In my small business life, I often have to refer to various (and ever-changing) small pieces of information. I used to write it all down in a small pocket notebook or on file cards but usually managed to lose them. The ideal electronic solution would improve my access to information, as well as protect it from loss.
Here’s what I have been looking for:
A good solution would allow me to enter a note on my desktop or laptop and keep it automatically synchronized with my other computers and portable devices.
A really great solution would also let me easily create notes on portable devices, such as my iPhone, and even make my notes available anywhere using a Web-based interface. It would support multiple file types, including as photographs and web clippings, and keep everything nicely organized without too much help from me.
All this information would reside on all my computers and mobile devices, as well as up in the cloud someplace, safe from loss.
And a perfect solution would be, at least in small quantities, free.
Meet Perfection
I started using Evernote when I searched for a solution that would allow me to create notes on my desktop and access them on my iPhone. Or vice versa. All I wanted was to do what be able to access important reference data from wherever I happened to be.

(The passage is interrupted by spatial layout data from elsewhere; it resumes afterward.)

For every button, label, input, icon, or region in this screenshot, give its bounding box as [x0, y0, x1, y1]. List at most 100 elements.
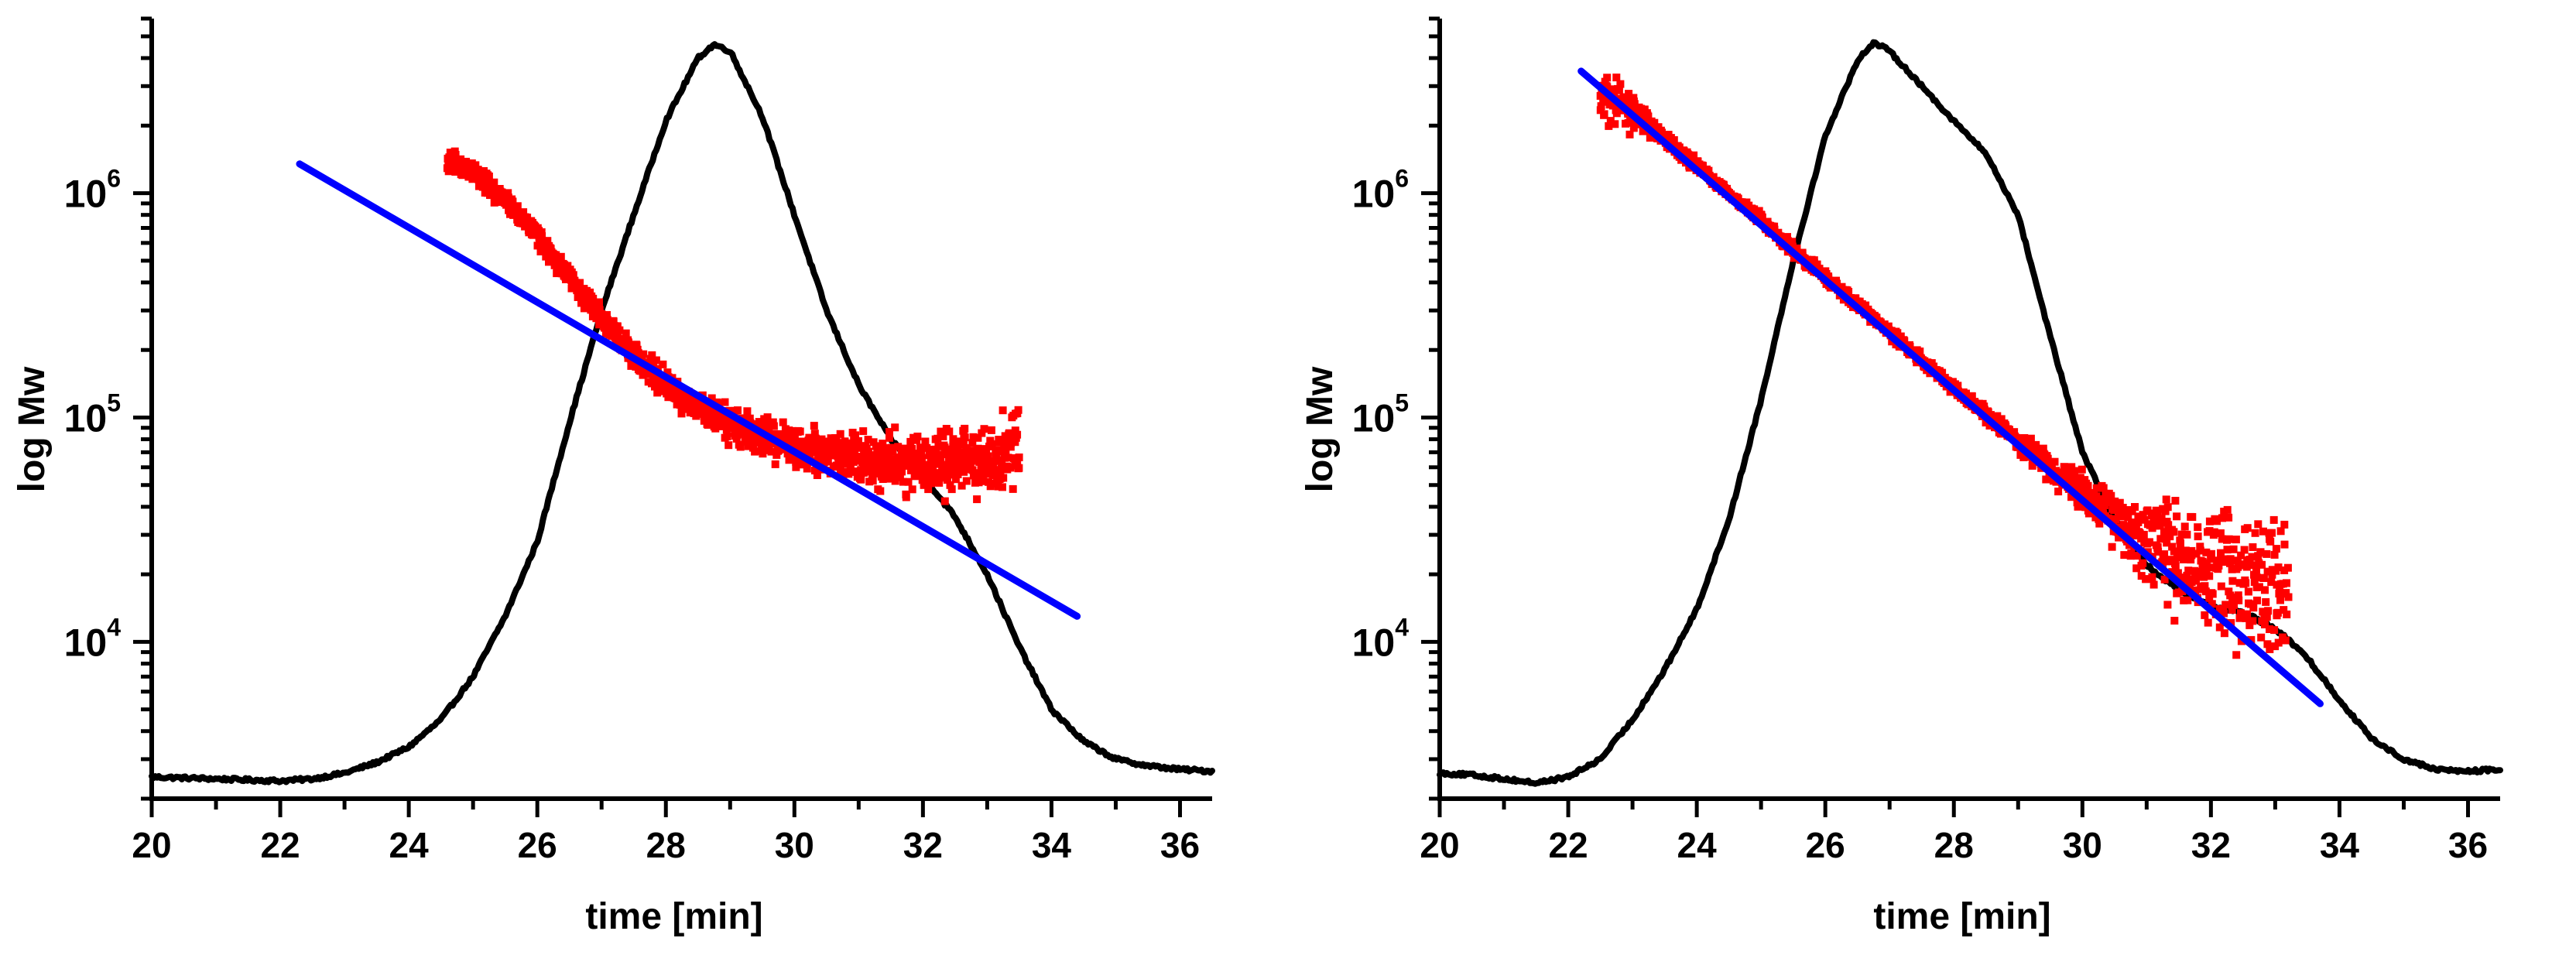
mw-data-point [2276, 584, 2283, 593]
mw-data-point [755, 422, 764, 430]
mw-data-point [1005, 429, 1013, 437]
mw-data-point [2121, 507, 2129, 515]
mw-data-point [2284, 593, 2293, 601]
mw-data-point [1006, 464, 1015, 472]
chart-panel-left: time [min] log Mw 20 22 24 26 28 30 32 34 36 104 1… [12, 16, 1215, 937]
mw-data-point [696, 409, 704, 418]
mw-data-point [2184, 596, 2192, 604]
mw-data-point [2201, 569, 2209, 577]
mw-data-point [2208, 549, 2215, 558]
mw-data-point [537, 228, 546, 236]
x-tick-label: 26 [1806, 825, 1845, 865]
x-tick-label: 32 [903, 825, 943, 865]
mw-data-point [663, 368, 672, 377]
mw-data-point [999, 474, 1008, 482]
mw-data-point [1798, 249, 1807, 258]
mw-data-point [451, 151, 460, 159]
mw-data-point [2240, 546, 2249, 554]
mw-data-point [824, 457, 832, 466]
mw-data-point [2154, 547, 2163, 556]
mw-data-point [2078, 465, 2086, 474]
mw-data-point [2232, 651, 2241, 659]
mw-data-point [2218, 514, 2226, 522]
mw-data-point [2258, 560, 2266, 569]
mw-data-point [1015, 454, 1023, 461]
mw-data-point [2266, 625, 2273, 633]
mw-data-point [2067, 463, 2076, 471]
mw-data-point [2161, 507, 2170, 515]
elution-trace-line [149, 41, 1215, 786]
mw-data-point [1833, 279, 1841, 288]
mw-data-point [2254, 520, 2263, 529]
mw-data-point [935, 478, 944, 487]
mw-data-point [988, 457, 996, 465]
mw-data-point [1906, 342, 1914, 351]
mw-data-point [807, 436, 815, 444]
mw-data-point [855, 436, 862, 445]
mw-data-point [1612, 74, 1621, 82]
mw-data-point [707, 406, 715, 414]
mw-data-point [918, 476, 927, 484]
x-tick-label: 24 [389, 825, 430, 865]
y-tick-base: 10 [64, 396, 108, 440]
mw-data-point [859, 427, 868, 436]
mw-data-point [2177, 530, 2186, 539]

With Evernote, I can type a note, grab text from an email, clip a web page (in whole or part) or take a picture with the camera in my Mac or iPhone. Evernote runs everything, including photographs, through a text recognition engine. This allows me to search on text that appears inside a picture, perhaps of someone’s business card or a label. Content can also be tagged and filtered based on personalized categories.
Information managed in Evernote is stored in notebooks, which may be public or private. You may also send email to a notebook as a way to add information.
A free account gives you 40 MB of uploads per month and unlimited use of the software. Evernote clients are available for Windows XP and Vista, Mac OS X, iPhone, Windows Mobile, and SanDisk U3 flash drives. You can also access your information from any Web browser.
That’s the free version. If I were paying $5-a-month or $45-a-year, I’d also be able to store any file type in Evernote, making it available across all the supported platforms, and get 500 MB of monthly uploads.
The Evernote applet–currently residing the my Mac’s menu bar–makes it easy to paste to Evernote, grab a clipping, or search within my notebook. (You can do that in Windows, too).
The applet is the usual way I begin interacting with the program. On my iPhone, I have the Evernote app, which connects to the Internet to display my notebook’s contents. But, it also allows me to select specific notes to be stored on the iPhone, ready for use even when I don’t have wireless access to the Internet.
A 500-word blog post doesn’t really do Evernote justice. It’s a big problem-solver, especially for anyone with an iPhone or Windows Mobile device. It’s something I recommend to all my friends–including you.